Krampus

24/12/20

Netflix

It’s Christmas Eve and, in our ongoing mission to catch up with some of those festive favourites we’ve previously missed, we decide to investigate a recent recommendation.

We watch Krampus. Have yourself a creepy little Christmas? Why not?

Krampus sets out its stall in the pre-credit sequence as Christmas shoppers engage in a no-holds barred pitched battle, punching and kicking all who stand between themselves and their intended purchases. The message is clear. People have lost the true meaning of the festive season and have become greedy and selfish. It may be because we’re currently suffering through the worst Yule in living memory or it might speak volumes about my own Scrooge-like tendencies but, for some reason, I find this opening extremely encouraging. This looks like my kind of Christmas film!

We now move to the home of Tom (Adam Scott) and Sarah (Toni Colette), who, with evident dread, are preparing for the arrival of their extended family for the Christmas holidays. Their visitors comprise shotgun-toting brother-in-law Howard (David Koechner), his long-suffering wife, Linda (Alison Tolman), and the couple’s three monosyllabic children. They’ve also brought along the bluntly-spoken Aunt Dorothy (Conchata Ferrell), so this promises to be the Christmas from hell for all kinds of reasons.
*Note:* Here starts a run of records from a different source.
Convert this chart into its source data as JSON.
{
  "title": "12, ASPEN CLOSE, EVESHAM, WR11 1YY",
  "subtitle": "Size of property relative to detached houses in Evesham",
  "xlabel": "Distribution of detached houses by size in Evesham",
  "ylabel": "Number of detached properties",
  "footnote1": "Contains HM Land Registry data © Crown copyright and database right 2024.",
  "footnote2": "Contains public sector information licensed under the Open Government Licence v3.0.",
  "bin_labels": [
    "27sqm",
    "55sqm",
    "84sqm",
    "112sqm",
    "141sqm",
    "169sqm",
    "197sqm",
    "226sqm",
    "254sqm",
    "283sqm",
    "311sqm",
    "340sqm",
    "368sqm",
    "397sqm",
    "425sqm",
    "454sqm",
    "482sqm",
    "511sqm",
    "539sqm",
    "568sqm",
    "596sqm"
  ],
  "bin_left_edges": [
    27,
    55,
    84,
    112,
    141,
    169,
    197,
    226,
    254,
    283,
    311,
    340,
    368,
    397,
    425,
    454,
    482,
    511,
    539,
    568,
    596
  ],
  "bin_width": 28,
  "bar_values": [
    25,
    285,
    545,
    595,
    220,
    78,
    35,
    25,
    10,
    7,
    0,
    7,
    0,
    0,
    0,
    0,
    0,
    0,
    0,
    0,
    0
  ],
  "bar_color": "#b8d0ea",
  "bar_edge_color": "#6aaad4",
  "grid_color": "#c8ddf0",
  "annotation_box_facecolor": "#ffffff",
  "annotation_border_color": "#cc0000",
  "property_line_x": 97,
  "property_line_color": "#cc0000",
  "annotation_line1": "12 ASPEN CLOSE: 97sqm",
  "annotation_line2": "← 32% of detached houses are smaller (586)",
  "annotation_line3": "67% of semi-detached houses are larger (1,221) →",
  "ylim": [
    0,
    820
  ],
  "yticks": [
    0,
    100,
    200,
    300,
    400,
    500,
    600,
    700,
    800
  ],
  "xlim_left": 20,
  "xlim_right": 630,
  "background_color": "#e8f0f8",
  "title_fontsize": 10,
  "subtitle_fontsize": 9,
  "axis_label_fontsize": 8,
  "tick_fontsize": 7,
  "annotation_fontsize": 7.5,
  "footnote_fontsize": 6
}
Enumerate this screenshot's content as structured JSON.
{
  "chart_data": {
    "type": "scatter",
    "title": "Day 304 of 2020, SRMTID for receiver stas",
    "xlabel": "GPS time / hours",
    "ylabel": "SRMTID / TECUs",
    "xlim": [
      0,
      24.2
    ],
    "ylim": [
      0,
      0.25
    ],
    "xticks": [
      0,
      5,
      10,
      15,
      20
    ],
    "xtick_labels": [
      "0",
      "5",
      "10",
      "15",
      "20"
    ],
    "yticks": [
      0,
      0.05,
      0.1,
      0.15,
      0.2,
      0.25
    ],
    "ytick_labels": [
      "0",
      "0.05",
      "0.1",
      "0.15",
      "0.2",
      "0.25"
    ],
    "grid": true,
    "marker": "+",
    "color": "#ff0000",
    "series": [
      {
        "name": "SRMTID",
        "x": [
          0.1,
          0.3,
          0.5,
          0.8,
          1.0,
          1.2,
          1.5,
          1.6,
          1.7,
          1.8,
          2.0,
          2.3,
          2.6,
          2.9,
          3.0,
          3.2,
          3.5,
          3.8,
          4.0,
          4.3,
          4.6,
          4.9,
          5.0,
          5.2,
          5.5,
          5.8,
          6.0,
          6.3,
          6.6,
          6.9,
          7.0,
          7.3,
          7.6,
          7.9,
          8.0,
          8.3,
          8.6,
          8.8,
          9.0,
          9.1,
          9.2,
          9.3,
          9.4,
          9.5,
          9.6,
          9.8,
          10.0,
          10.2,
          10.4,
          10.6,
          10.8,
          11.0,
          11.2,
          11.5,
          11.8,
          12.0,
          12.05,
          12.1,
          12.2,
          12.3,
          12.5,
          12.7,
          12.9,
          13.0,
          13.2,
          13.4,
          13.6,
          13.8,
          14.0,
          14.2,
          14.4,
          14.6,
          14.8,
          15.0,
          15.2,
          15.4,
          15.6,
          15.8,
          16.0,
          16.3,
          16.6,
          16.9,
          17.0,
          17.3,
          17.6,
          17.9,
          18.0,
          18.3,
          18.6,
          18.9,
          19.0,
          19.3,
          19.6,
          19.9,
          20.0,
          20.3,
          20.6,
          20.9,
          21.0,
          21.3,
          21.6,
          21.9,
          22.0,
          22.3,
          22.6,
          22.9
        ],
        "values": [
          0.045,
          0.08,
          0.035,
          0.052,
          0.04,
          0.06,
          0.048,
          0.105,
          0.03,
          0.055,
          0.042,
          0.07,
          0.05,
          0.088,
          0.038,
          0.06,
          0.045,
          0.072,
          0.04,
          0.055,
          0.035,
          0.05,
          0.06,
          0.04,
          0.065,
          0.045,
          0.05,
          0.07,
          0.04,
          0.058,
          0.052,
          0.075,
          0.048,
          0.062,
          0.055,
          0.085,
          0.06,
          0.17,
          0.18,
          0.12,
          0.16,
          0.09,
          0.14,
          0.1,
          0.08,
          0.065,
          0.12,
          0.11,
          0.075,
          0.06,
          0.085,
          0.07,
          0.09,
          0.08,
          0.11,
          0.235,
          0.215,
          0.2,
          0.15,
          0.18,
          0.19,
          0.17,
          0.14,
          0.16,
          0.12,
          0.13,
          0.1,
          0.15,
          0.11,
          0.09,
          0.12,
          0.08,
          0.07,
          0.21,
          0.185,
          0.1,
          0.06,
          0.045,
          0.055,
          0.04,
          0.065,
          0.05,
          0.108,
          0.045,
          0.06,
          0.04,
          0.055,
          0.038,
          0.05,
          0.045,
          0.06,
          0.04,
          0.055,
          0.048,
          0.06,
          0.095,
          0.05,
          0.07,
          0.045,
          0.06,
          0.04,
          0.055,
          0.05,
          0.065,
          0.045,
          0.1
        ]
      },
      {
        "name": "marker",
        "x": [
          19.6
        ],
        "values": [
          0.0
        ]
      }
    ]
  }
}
But it’s Tom and Sarah’s young son, Max (Emjay Antony), who inadvertently kicks off the bad stuff when he tears up his letter to Santa and casts it to the four winds, whereupon the sky grows dark, a freezing snow storm descends and the household finds itself visited by a weird, supernatural presence.

It’s down to Tom’s German Omi (Krista Stadler) to explain what’s happening. In a charmingly animated sequence, we see her as a small child, unwittingly unleashing the anti-Santa that is Krampus: a vengeful being sent to punish all those who have stopped caring about the season of goodwill. Get on this guy’s naughty list and you’re really going to regret it…

The film is essentially a dark comedy and, while there’s little here to genuinely terrorise viewers (except perhaps the very young), it has an engaging, inventive quality that keeps everything bubbling along nicely. Much mileage is made from low budget practical effects, with Christmas toys coming to life and going on the attack. In tone, the film it reminds me of more than any other is Gremlins. I particularly like the fact that the various characters portrayed here are never allowed to become too caricatured, so often a failing in films like this. Yes, Howard and Aunt Dorothy do seem awful, but they’re believably so, and that’s important. As the family comes together to fight for their survival, we begin to see them in an entirely different light.

Those who are getting a little tired of warm and fuzzy Christmas weepies might like to give this a go. It provides a refreshingly cynical alternative.